Yeah, I think people are generally overreacting here. More people are working on Minecraft now than ever before. Scrolls is hardly a reduction of effort or a change in focus.

Notch is an indie developer who struck gold and now has enough money to pay for a team of indie developers to do whatever the hell they want for a long time. This is good news for all of us.

I'm waiting for the Vietnam expansion too though
posted by The Lurkers Support Me in Email at 8:17 AM on March 3, 2011


More people are working on Minecraft now than ever before.

This is true. The game is seeing an infinite amount more development than even five years ago.
posted by ODiV at 9:02 AM on March 3, 2011


Micropayment systems aren't bad in and of themselves - The kingdom of loathing does it particularly well, with a new shiny toy that you can buy, which might help you a little in game.

Hah. KoL's micropayment system, for the unaware, is that you can "donate" ten dollars and you get a little in-game token item called a Mr. A. Now, there's also an in-game store in which you can trade in said Mr. A. for items - one for an item introduced monthly and two for one of two items that rotate yearly (but with identical stats as last year's)

Now, a slight divergement: KoL as a game is very simple. It's a satiristic slightly multiplayer RPG, with thirteen levels of content and a few sidequests. What happens when you do all 13 and are done with the main quest? You either putter around and do the very limited postgame content or you 'ascend,' resetting your character but carrying over a single learned skill to your next life.

This has caused the entire metagame to center around ascending multiple times, to obtain every skill in the interests of making future ascensions easier and -- more importantly -- faster.

Now, why am I saying this? The item introduced in the Mr. A store every month is always either near-useless for the metagame (resulting in less income) or is vital for faster ascensions, requiring nearly every player interested in playing the fastest to pick one up.

That's only exacerbated by the fact that half of the time the items are untradable and locked in to an account after using them, meaning that you either pick it up while it's in the store or wait and spend even more once it's out, relying on the community's stockpile.

I don't really agree with the idea that KoL's micropayment system is great.
posted by flatluigi at 9:48 AM on March 3, 2011


"Scrolls is hardly a reduction of effort or a change in focus."

...other than the fact that money that was given in the hope of supporting the further development of Minecraft is now being diverted to a completely different project, and time and developer hours that would otherwise go into Minecraft's development are similarly being diverted.

So, yes, it can be seen as a bit of a betrayal, and a bit of a diversion, but not a grand betrayal and grand diversion. Yet.
posted by markkraft at 6:19 PM on March 3, 2011


Did the people who bought Half-Life expect that Valve would spend the rest of its career putting out expansions?
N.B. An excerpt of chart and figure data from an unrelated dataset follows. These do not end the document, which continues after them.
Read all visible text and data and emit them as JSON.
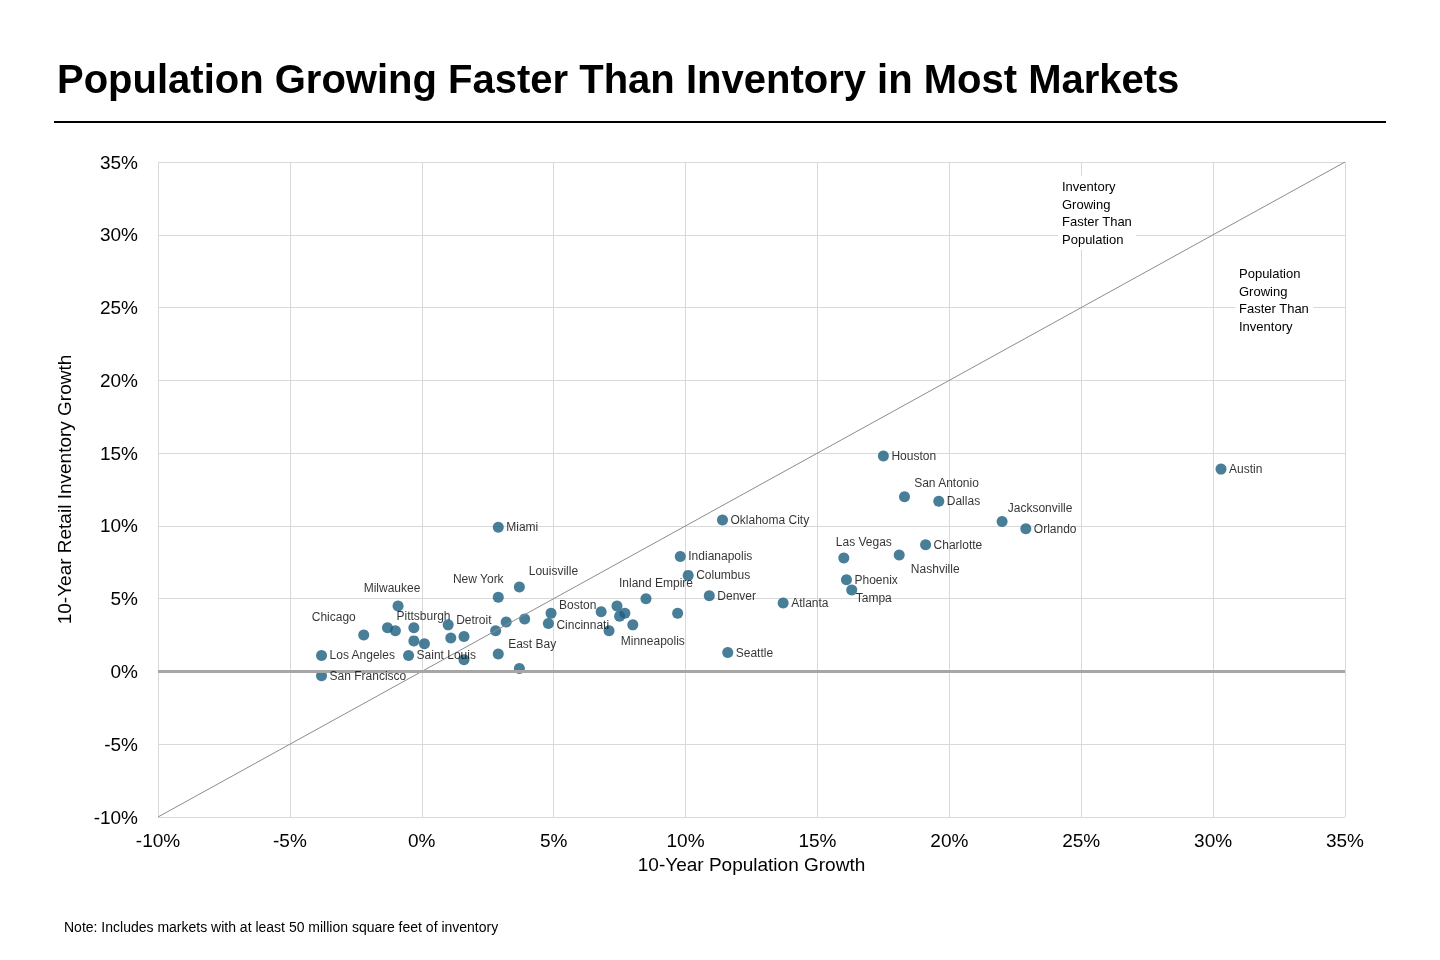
{
  "chart_data": {
    "type": "scatter",
    "title": "Population Growing Faster Than Inventory in Most Markets",
    "xlabel": "10-Year Population Growth",
    "ylabel": "10-Year Retail Inventory Growth",
    "xlim": [
      -10,
      35
    ],
    "xticks": [
      {
        "value": -10,
        "label": "-10%"
      },
      {
        "value": -5,
        "label": "-5%"
      },
      {
        "value": 0,
        "label": "0%"
      },
      {
        "value": 5,
        "label": "5%"
      },
      {
        "value": 10,
        "label": "10%"
      },
      {
        "value": 15,
        "label": "15%"
      },
      {
        "value": 20,
        "label": "20%"
      },
      {
        "value": 25,
        "label": "25%"
      },
      {
        "value": 30,
        "label": "30%"
      },
      {
        "value": 35,
        "label": "35%"
      }
    ],
    "ylim": [
      -10,
      35
    ],
    "yticks": [
      {
        "value": -10,
        "label": "-10%"
      },
      {
        "value": -5,
        "label": "-5%"
      },
      {
        "value": 0,
        "label": "0%"
      },
      {
        "value": 5,
        "label": "5%"
      },
      {
        "value": 10,
        "label": "10%"
      },
      {
        "value": 15,
        "label": "15%"
      },
      {
        "value": 20,
        "label": "20%"
      },
      {
        "value": 25,
        "label": "25%"
      },
      {
        "value": 30,
        "label": "30%"
      },
      {
        "value": 35,
        "label": "35%"
      }
    ],
    "grid": true,
    "marker": "circle",
    "series": [
      {
        "type": "line",
        "color": "#8c8c8c",
        "marker": "none",
        "x": [
          -10,
          35
        ],
        "values": [
          -10,
          35
        ]
      },
      {
        "color": "#1b5e80",
        "x": [
          30.3,
          17.5,
          18.3,
          19.6,
          22.0,
          22.9,
          19.1,
          18.1,
          16.0,
          16.1,
          16.3,
          13.7,
          11.4,
          9.8,
          10.1,
          10.9,
          11.6,
          8.5,
          8.0,
          4.9,
          4.8,
          3.2,
          2.9,
          3.7,
          2.9,
          -0.9,
          -2.2,
          -1.3,
          1.0,
          -3.8,
          -0.5,
          -3.8,
          9.7,
          7.4,
          7.5,
          7.7,
          7.1,
          6.8,
          -1.0,
          -0.3,
          -0.3,
          0.1,
          1.1,
          1.6,
          1.6,
          2.9,
          2.8,
          3.9,
          3.7
        ],
        "values": [
          13.9,
          14.8,
          12.0,
          11.7,
          10.3,
          9.8,
          8.7,
          8.0,
          7.8,
          6.3,
          5.6,
          4.7,
          10.4,
          7.9,
          6.6,
          5.2,
          1.3,
          5.0,
          3.2,
          4.0,
          3.3,
          3.4,
          9.9,
          5.8,
          5.1,
          4.5,
          2.5,
          3.0,
          3.2,
          1.1,
          1.1,
          -0.3,
          4.0,
          4.5,
          3.8,
          4.0,
          2.8,
          4.1,
          2.8,
          3.0,
          2.1,
          1.9,
          2.3,
          2.4,
          0.8,
          1.2,
          2.8,
          3.6,
          0.2
        ]
      }
    ],
    "ref_lines": [
      {
        "axis": "y",
        "value": 0,
        "color": "#a6a6a6"
      }
    ],
    "annotations": [
      {
        "text": "Austin",
        "x": 30.3,
        "y": 13.9
      },
      {
        "text": "Houston",
        "x": 17.5,
        "y": 14.8
      },
      {
        "text": "San Antonio",
        "x": 18.3,
        "y": 12.0
      },
      {
        "text": "Dallas",
        "x": 19.6,
        "y": 11.7
      },
      {
        "text": "Jacksonville",
        "x": 22.0,
        "y": 10.3
      },
      {
        "text": "Orlando",
        "x": 22.9,
        "y": 9.8
      },
      {
        "text": "Charlotte",
        "x": 19.1,
        "y": 8.7
      },
      {
        "text": "Nashville",
        "x": 18.1,
        "y": 8.0
      },
      {
        "text": "Las Vegas",
        "x": 16.0,
        "y": 7.8
      },
      {
        "text": "Phoenix",
        "x": 16.1,
        "y": 6.3
      },
      {
        "text": "Tampa",
        "x": 16.3,
        "y": 5.6
      },
      {
        "text": "Atlanta",
        "x": 13.7,
        "y": 4.7
      },
      {
        "text": "Oklahoma City",
        "x": 11.4,
        "y": 10.4
      },
      {
        "text": "Indianapolis",
        "x": 9.8,
        "y": 7.9
      },
      {
        "text": "Columbus",
        "x": 10.1,
        "y": 6.6
      },
      {
        "text": "Denver",
        "x": 10.9,
        "y": 5.2
      },
      {
        "text": "Seattle",
        "x": 11.6,
        "y": 1.3
      },
      {
        "text": "Inland Empire",
        "x": 8.5,
        "y": 5.0
      },
      {
        "text": "Minneapolis",
        "x": 8.0,
        "y": 3.2
      },
      {
        "text": "Boston",
        "x": 4.9,
        "y": 4.0
      },
      {
        "text": "Cincinnati",
        "x": 4.8,
        "y": 3.3
      },
      {
        "text": "East Bay",
        "x": 3.2,
        "y": 3.4
      },
      {
        "text": "Miami",
        "x": 2.9,
        "y": 9.9
      },
      {
        "text": "Louisville",
        "x": 3.7,
        "y": 5.8
      },
      {
        "text": "New York",
        "x": 2.9,
        "y": 5.1
      },
      {
        "text": "Milwaukee",
        "x": -0.9,
        "y": 4.5
      },
      {
        "text": "Chicago",
        "x": -2.2,
        "y": 2.5
      },
      {
        "text": "Pittsburgh",
        "x": -1.3,
        "y": 3.0
      },
      {
        "text": "Detroit",
        "x": 1.0,
        "y": 3.2
      },
      {
        "text": "Los Angeles",
        "x": -3.8,
        "y": 1.1
      },
      {
        "text": "Saint Louis",
        "x": -0.5,
        "y": 1.1
      },
      {
        "text": "San Francisco",
        "x": -3.8,
        "y": -0.3
      },
      "Inventory\nGrowing\nFaster Than\nPopulation",
      "Population\nGrowing\nFaster Than\nInventory",
      "Note: Includes markets with at least 50 million square feet of inventory"
    ]
  }
}
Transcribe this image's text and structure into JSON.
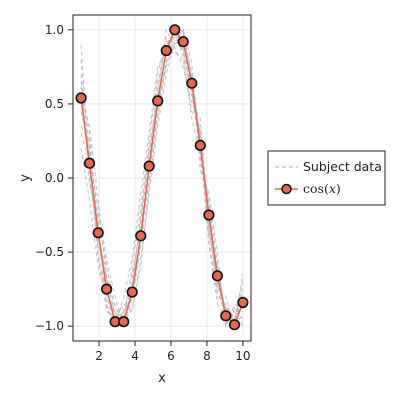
{
  "chart_data": {
    "type": "line",
    "xlabel": "x",
    "ylabel": "y",
    "xlim": [
      0.55,
      10.45
    ],
    "ylim": [
      -1.1,
      1.1
    ],
    "x_ticks": [
      2,
      4,
      6,
      8,
      10
    ],
    "y_ticks": [
      1.0,
      0.5,
      0.0,
      -0.5,
      -1.0
    ],
    "x_tick_labels": [
      "2",
      "4",
      "6",
      "8",
      "10"
    ],
    "y_tick_labels": [
      "1.0",
      "0.5",
      "0.0",
      "−0.5",
      "−1.0"
    ],
    "grid": true,
    "legend_position": "right",
    "series": [
      {
        "name": "cos(x)",
        "color": "#e8664f",
        "marker": "circle",
        "x": [
          1.0,
          1.47,
          1.95,
          2.42,
          2.89,
          3.37,
          3.84,
          4.32,
          4.79,
          5.26,
          5.74,
          6.21,
          6.68,
          7.16,
          7.63,
          8.11,
          8.58,
          9.05,
          9.53,
          10.0
        ],
        "y": [
          0.54,
          0.1,
          -0.37,
          -0.75,
          -0.97,
          -0.97,
          -0.77,
          -0.39,
          0.08,
          0.52,
          0.86,
          1.0,
          0.92,
          0.64,
          0.22,
          -0.25,
          -0.66,
          -0.93,
          -0.99,
          -0.84
        ]
      }
    ],
    "subject_series": {
      "name": "Subject data",
      "color": "#bbbbbb",
      "style": "dashed",
      "x": [
        1.0,
        1.47,
        1.95,
        2.42,
        2.89,
        3.37,
        3.84,
        4.32,
        4.79,
        5.26,
        5.74,
        6.21,
        6.68,
        7.16,
        7.63,
        8.11,
        8.58,
        9.05,
        9.53,
        10.0
      ],
      "lines": [
        [
          0.62,
          0.05,
          -0.45,
          -0.68,
          -0.92,
          -1.0,
          -0.7,
          -0.3,
          0.15,
          0.6,
          0.92,
          0.95,
          0.85,
          0.55,
          0.3,
          -0.35,
          -0.72,
          -0.88,
          -1.0,
          -0.78
        ],
        [
          0.45,
          0.2,
          -0.3,
          -0.85,
          -1.0,
          -0.9,
          -0.82,
          -0.45,
          0.0,
          0.45,
          0.8,
          1.0,
          0.98,
          0.7,
          0.12,
          -0.15,
          -0.58,
          -0.98,
          -0.92,
          -0.9
        ],
        [
          0.7,
          -0.05,
          -0.25,
          -0.6,
          -0.88,
          -0.95,
          -0.6,
          -0.2,
          0.25,
          0.7,
          0.95,
          0.85,
          0.8,
          0.45,
          0.35,
          -0.4,
          -0.8,
          -0.85,
          -0.95,
          -0.7
        ],
        [
          0.35,
          0.25,
          -0.5,
          -0.9,
          -0.95,
          -0.85,
          -0.9,
          -0.55,
          -0.1,
          0.35,
          0.7,
          0.92,
          1.0,
          0.78,
          0.05,
          -0.1,
          -0.5,
          -1.0,
          -0.88,
          -0.95
        ],
        [
          0.8,
          0.15,
          -0.2,
          -0.55,
          -0.8,
          -1.0,
          -0.75,
          -0.25,
          0.2,
          0.55,
          1.0,
          0.88,
          0.75,
          0.5,
          0.4,
          -0.3,
          -0.75,
          -0.8,
          -1.0,
          -0.65
        ],
        [
          0.2,
          -0.15,
          -0.6,
          -0.8,
          -1.0,
          -0.8,
          -0.55,
          -0.1,
          0.3,
          0.75,
          0.85,
          1.0,
          0.9,
          0.6,
          0.2,
          -0.45,
          -0.85,
          -0.95,
          -0.9,
          -1.0
        ],
        [
          0.55,
          0.35,
          -0.15,
          -0.7,
          -0.85,
          -0.98,
          -0.88,
          -0.6,
          -0.05,
          0.4,
          0.78,
          0.9,
          0.95,
          0.7,
          0.25,
          -0.2,
          -0.62,
          -0.9,
          -0.98,
          -0.75
        ],
        [
          0.9,
          0.0,
          -0.4,
          -0.65,
          -0.95,
          -0.9,
          -0.65,
          -0.35,
          0.1,
          0.65,
          0.9,
          0.98,
          0.82,
          0.4,
          0.15,
          -0.3,
          -0.7,
          -1.0,
          -0.85,
          -0.88
        ],
        [
          0.3,
          0.1,
          -0.55,
          -0.78,
          -0.9,
          -1.0,
          -0.8,
          -0.4,
          0.05,
          0.5,
          0.75,
          0.95,
          1.0,
          0.65,
          0.28,
          -0.38,
          -0.6,
          -0.92,
          -0.96,
          -0.8
        ],
        [
          0.65,
          0.3,
          -0.35,
          -0.88,
          -0.98,
          -0.92,
          -0.72,
          -0.28,
          0.18,
          0.48,
          0.88,
          1.0,
          0.86,
          0.58,
          0.18,
          -0.22,
          -0.78,
          -0.86,
          -1.0,
          -0.92
        ]
      ]
    }
  },
  "legend": {
    "subject_label": "Subject data",
    "fit_label": "cos(𝑥)"
  }
}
Geez.
posted by LogicalDash at 7:13 PM on March 3, 2011


money that was given in the hope of supporting the further development of Minecraft is now being diverted to a completely different project

No one gave money to support Minecraft. They bought a game and the developer is free to use the profits from that sale however he wishes.

time and developer hours that would otherwise go into Minecraft's development are similarly being diverted

No, it's not. Notch never suggested he would hire a big team of developers to make Minecraft if he got lots of money. It was always sold as a game developed by one man. Now he's got two or more people working on it.

Clearly, Notch has enough money to hire as many people as he wants to help him work on Minecraft. He's done that. He's got the team he wants. Whether or not he uses the remaining money to fund new games like Scrolls, the effort going into Minecraft is going to be the same.
posted by straight at 11:11 PM on March 3, 2011


Did the people who bought Half-Life expect that Valve would spend the rest of its career putting out expansions?

No, but I fucking well expect them to release Episode 3 eventually. You hear me, Gabe?!
posted by adamdschneider at 7:34 AM on March 4, 2011 [1 favorite]




Speaking of KoL and such, I have some Godville invites (4, to be precise) to share with my MeFi buddies. Just MeMail me if interested.